Amazon has resolutely opposed unionization in its warehouses on both sides of the Atlantic. And it has shown equal determination in refusing to pay state sales tax, utilizing a fiscal loophole that disadvantages local businesses and deprives states of much-needed revenue. It spent nearly $600,000 in just the last three months of 2009 lobbying the federal government on the issue.
In the battle over pricing of eBooks the company's steely calculus has once again flared to open aggression. Struggling to secure the future of its eBook reader Kindle, it wants to sell all e-titles at $9.99 or less. Publishers are worried that such cheap prices will eat into sales revenues of their conventional books.

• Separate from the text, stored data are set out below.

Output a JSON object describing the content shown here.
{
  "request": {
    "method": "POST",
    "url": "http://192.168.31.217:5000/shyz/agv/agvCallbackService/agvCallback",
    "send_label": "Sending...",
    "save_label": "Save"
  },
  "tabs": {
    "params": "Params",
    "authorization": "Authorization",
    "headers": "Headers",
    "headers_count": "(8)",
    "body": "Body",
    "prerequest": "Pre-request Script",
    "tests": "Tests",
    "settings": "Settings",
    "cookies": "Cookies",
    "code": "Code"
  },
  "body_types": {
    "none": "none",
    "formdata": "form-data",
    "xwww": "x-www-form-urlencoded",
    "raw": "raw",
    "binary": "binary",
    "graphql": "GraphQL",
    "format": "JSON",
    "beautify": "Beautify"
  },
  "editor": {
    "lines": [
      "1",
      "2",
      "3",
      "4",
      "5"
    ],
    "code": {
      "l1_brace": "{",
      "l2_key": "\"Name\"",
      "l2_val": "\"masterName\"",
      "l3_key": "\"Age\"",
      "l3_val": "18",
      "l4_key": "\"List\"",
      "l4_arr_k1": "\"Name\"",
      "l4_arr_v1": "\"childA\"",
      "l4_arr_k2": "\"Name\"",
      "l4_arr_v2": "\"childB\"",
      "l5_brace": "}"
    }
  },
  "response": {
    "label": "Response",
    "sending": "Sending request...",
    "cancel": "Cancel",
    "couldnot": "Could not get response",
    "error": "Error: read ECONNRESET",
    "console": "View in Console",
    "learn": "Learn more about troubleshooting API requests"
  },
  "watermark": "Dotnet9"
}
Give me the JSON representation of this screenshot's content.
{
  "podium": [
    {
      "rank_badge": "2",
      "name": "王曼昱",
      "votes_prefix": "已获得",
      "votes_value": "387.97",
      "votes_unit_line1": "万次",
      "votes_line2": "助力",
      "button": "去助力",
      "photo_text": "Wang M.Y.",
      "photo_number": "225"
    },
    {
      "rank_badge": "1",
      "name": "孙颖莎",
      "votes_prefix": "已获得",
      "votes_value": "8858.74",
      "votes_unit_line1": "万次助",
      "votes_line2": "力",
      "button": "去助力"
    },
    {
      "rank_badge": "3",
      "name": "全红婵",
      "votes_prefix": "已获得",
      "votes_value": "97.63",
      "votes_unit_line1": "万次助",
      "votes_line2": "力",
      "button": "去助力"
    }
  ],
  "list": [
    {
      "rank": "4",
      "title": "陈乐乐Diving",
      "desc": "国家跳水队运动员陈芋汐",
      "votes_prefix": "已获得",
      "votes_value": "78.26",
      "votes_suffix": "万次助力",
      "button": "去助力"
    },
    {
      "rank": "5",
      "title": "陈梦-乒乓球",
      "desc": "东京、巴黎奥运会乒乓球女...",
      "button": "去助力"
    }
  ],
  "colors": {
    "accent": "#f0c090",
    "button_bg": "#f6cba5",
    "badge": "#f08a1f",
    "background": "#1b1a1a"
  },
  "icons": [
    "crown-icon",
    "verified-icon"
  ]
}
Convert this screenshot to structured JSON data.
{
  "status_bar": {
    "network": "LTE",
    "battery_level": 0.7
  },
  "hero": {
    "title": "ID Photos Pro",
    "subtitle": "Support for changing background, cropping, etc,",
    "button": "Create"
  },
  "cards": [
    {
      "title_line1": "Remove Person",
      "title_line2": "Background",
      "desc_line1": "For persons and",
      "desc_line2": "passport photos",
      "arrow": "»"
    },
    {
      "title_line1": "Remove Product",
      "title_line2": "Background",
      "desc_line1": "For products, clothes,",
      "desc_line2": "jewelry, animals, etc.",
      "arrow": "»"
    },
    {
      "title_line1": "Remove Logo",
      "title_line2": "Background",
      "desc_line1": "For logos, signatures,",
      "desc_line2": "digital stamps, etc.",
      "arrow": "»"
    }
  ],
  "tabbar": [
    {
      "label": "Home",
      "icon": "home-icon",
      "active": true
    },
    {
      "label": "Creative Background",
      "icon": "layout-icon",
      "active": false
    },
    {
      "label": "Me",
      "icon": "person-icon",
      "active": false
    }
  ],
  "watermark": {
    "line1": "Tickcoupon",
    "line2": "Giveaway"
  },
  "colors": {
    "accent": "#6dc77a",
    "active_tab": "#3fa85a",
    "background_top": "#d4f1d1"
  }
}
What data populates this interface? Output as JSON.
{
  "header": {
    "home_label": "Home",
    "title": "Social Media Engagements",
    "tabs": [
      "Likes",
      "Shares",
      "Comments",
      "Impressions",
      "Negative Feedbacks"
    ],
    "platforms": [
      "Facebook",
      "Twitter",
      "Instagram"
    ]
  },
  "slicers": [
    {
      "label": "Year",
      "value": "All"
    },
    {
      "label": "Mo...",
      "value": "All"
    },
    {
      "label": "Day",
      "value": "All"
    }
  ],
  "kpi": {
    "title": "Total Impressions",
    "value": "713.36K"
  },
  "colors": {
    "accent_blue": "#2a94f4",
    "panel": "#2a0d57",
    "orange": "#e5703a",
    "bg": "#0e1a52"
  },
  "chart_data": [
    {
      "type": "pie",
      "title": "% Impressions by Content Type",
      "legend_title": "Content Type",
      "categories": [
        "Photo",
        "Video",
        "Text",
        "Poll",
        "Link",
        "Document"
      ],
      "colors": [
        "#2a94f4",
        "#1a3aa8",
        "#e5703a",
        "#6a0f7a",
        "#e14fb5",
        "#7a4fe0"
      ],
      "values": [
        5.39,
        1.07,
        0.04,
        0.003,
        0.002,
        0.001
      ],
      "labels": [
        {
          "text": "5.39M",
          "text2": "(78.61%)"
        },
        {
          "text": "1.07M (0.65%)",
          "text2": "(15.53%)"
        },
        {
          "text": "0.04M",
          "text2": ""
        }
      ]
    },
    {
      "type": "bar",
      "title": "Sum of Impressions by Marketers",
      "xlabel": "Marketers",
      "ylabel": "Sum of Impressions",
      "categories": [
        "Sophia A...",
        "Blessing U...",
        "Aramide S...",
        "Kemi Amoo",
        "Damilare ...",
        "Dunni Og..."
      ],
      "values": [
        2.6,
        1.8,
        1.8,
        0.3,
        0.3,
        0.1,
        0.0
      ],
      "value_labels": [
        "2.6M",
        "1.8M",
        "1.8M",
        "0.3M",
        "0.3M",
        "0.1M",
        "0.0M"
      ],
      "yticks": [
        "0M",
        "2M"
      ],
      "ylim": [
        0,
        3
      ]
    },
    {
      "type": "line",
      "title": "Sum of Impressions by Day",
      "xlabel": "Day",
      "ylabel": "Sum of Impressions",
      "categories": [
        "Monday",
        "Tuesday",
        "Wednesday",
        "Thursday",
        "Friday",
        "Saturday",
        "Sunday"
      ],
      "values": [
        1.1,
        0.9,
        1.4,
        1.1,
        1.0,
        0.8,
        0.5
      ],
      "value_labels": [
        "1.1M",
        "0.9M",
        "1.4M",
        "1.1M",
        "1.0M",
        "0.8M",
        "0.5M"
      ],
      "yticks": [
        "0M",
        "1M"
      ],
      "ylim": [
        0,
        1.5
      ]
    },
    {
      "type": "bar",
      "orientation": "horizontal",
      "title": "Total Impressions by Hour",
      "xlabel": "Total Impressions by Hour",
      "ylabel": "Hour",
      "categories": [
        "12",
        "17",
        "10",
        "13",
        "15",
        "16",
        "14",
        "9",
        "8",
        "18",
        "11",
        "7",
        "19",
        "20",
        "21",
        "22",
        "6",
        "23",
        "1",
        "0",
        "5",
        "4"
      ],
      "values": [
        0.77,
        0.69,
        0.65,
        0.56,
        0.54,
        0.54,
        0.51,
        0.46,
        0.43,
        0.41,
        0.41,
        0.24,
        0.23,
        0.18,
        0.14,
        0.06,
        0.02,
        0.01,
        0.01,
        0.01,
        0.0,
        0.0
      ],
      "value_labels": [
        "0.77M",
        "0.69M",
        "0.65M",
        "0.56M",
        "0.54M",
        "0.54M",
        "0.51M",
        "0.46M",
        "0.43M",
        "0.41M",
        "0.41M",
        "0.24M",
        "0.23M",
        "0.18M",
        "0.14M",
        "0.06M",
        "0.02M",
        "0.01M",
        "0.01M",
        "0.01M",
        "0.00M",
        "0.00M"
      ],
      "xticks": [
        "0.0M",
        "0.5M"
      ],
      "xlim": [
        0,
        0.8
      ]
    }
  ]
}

Two months ago Amazon removed all of the buy buttons for Macmillan's titles from its site after the publisher insisted on setting its own prices. A tense stand-off followed before Amazon backed down, displaying characteristic contempt for the very idea of a publisher as it did so. In an unsigned letter to its customers it claimed it was being forced to accept Macmillan's terms "because Macmillan has a monopoly over their own titles." The Emperor had been exposed, if not as naked, at least as wearing armor with some serious chinks.